Hundreds of Connecticut residents lined up Monday to make sure their weapon where registered.. |
The queue of citizens seeking to register their weapons
stretched around the State Department of Public Safety in Middletown on Monday,
in a scene that must warm the hearts of gun control advocates everywhere.
Mike Lawlor, the governor's undersecretary for criminal
justice said,
"If you get caught with a banned assault weapon after
tomorrow night then you're going to be prosecuted as a felon."
Lawlor is not kidding.
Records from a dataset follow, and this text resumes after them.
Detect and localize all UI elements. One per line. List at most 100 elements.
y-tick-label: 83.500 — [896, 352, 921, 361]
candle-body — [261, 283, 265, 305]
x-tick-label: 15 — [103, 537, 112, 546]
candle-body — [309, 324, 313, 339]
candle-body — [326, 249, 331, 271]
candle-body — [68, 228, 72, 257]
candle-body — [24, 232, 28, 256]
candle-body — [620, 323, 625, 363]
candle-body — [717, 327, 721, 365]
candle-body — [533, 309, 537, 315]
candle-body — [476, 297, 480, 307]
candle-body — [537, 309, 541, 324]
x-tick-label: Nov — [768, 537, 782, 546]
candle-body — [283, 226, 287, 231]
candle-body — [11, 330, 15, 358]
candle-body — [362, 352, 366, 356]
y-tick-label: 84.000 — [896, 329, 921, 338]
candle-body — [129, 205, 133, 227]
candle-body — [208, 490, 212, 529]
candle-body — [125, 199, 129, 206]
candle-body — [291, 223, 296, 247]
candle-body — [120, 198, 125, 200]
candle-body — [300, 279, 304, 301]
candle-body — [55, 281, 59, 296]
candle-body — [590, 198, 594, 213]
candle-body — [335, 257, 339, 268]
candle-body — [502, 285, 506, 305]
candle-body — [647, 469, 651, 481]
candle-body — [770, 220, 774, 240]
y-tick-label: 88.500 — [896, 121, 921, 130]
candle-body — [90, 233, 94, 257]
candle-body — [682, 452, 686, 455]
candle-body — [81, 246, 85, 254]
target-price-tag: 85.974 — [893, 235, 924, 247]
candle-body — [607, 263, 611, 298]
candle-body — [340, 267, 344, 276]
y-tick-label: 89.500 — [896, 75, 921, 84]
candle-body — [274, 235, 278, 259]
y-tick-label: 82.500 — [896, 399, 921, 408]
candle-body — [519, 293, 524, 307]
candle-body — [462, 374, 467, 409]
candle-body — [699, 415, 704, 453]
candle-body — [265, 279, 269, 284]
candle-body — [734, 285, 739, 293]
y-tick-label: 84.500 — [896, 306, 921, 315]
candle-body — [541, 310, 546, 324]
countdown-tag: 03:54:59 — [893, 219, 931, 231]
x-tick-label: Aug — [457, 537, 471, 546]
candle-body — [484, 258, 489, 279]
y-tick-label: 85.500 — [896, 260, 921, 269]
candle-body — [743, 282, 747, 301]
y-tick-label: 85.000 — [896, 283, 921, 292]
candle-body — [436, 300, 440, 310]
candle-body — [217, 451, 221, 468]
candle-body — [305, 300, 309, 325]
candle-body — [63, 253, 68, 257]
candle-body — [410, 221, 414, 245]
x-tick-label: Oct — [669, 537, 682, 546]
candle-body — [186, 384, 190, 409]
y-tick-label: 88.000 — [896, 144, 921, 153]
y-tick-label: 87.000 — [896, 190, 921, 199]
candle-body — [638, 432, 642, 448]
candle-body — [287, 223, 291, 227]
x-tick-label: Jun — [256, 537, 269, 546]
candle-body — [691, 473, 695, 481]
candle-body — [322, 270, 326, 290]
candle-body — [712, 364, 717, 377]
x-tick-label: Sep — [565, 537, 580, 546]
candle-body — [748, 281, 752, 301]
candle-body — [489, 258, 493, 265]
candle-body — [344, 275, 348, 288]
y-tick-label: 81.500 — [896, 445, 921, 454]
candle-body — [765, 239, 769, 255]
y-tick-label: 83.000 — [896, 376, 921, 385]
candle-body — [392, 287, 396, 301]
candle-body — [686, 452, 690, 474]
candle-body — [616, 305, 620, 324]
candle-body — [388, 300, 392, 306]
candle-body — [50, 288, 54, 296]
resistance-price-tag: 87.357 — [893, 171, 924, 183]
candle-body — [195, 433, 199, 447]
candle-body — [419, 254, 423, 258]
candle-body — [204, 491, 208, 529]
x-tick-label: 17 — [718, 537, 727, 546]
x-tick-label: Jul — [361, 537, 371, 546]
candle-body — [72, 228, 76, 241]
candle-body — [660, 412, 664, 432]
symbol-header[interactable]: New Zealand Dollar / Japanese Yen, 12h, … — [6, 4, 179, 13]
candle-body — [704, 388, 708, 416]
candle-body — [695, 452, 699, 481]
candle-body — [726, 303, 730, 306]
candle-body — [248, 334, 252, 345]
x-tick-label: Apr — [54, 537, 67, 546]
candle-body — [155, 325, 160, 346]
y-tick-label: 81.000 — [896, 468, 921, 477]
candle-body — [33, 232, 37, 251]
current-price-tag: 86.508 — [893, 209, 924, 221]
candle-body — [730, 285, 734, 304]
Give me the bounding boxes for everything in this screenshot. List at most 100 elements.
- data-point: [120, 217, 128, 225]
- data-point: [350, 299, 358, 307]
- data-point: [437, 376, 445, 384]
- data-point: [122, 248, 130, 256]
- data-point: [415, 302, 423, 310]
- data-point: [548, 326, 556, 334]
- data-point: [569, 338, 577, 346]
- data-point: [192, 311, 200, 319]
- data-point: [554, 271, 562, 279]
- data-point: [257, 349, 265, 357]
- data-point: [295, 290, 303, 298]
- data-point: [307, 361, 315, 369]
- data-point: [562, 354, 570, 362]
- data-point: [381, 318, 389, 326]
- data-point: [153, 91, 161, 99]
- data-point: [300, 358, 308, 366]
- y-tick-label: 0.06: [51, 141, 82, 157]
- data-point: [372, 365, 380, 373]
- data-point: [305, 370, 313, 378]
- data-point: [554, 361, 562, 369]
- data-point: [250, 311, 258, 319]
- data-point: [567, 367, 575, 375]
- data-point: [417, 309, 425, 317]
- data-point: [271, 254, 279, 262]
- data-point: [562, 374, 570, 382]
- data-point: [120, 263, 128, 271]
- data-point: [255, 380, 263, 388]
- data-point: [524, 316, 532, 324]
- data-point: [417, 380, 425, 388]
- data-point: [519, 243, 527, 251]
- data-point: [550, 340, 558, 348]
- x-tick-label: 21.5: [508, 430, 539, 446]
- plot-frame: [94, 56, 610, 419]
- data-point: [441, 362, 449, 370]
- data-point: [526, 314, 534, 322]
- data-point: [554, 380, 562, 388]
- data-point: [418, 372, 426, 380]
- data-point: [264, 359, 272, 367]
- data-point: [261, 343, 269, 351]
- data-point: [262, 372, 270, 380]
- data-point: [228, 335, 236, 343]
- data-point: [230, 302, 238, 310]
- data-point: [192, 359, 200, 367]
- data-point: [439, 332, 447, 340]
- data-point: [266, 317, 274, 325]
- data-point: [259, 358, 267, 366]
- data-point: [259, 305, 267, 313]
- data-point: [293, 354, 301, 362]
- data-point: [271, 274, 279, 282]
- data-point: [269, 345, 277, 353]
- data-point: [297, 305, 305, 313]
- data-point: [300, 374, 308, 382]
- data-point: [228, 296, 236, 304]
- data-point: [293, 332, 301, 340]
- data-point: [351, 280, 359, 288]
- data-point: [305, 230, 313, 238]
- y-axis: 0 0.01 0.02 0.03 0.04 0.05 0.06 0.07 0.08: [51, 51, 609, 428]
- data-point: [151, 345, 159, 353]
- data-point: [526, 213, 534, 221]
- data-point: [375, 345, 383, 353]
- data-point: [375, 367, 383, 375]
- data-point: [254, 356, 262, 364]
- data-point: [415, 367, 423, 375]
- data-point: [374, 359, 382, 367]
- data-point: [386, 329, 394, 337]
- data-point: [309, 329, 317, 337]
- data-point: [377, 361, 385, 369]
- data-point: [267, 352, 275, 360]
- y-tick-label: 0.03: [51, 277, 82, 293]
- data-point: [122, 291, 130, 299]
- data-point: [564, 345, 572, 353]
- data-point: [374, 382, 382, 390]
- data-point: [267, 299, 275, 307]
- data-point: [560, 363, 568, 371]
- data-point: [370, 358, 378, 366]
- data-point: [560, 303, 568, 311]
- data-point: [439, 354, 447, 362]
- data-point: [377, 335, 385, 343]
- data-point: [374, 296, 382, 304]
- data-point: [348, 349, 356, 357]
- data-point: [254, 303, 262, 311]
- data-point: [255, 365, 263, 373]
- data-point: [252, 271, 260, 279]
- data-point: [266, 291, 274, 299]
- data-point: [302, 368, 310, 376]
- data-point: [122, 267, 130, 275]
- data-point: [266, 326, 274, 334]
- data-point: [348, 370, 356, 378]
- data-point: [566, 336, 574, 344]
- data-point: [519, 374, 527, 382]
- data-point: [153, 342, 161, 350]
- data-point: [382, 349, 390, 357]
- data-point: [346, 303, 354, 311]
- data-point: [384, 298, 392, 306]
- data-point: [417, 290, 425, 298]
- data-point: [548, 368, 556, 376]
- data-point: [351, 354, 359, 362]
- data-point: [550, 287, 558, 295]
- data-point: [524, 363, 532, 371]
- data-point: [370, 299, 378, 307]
In New York, were similar laws were
passed, CBS News reported this week that "arrest data show more than 1,000
gun possession charges in New York City were boosted from misdemeanors to
felonies because of the changes."
Times have changed since the Connecticut state constitution
declared,
"Every citizen has a right to bear arms in defense of
himself and the state."
The "controversial, wide-ranging" laws passed in
April in the wake of the mass killing at Sandy Hook Elementary school. This, in
a state where gun control laws were already among the strictest in the country,
yet failed to deter Adam Lanza, 20, who clearly was not concerned about laws
when he killed twenty children and six adults last year.
Twin Cities reported in the wake of the mass killing that
"Connecticut’s laws are strict by comparison to many other states, but
they still fall short of what many gun control advocates want."
Lawlor continued to say,
"The goal of the law is to have fewer of these assault
weapons in circulation in the years to come..."
The law-abiding residents who are forced to undergo this
exercise are not among those committing crimes, as noted by one resident, who
said,
"Anybody who's going to bring their assault rifles here
to register them aren't criminals...The criminals are the people sitting at
home hiding them in their closet right now."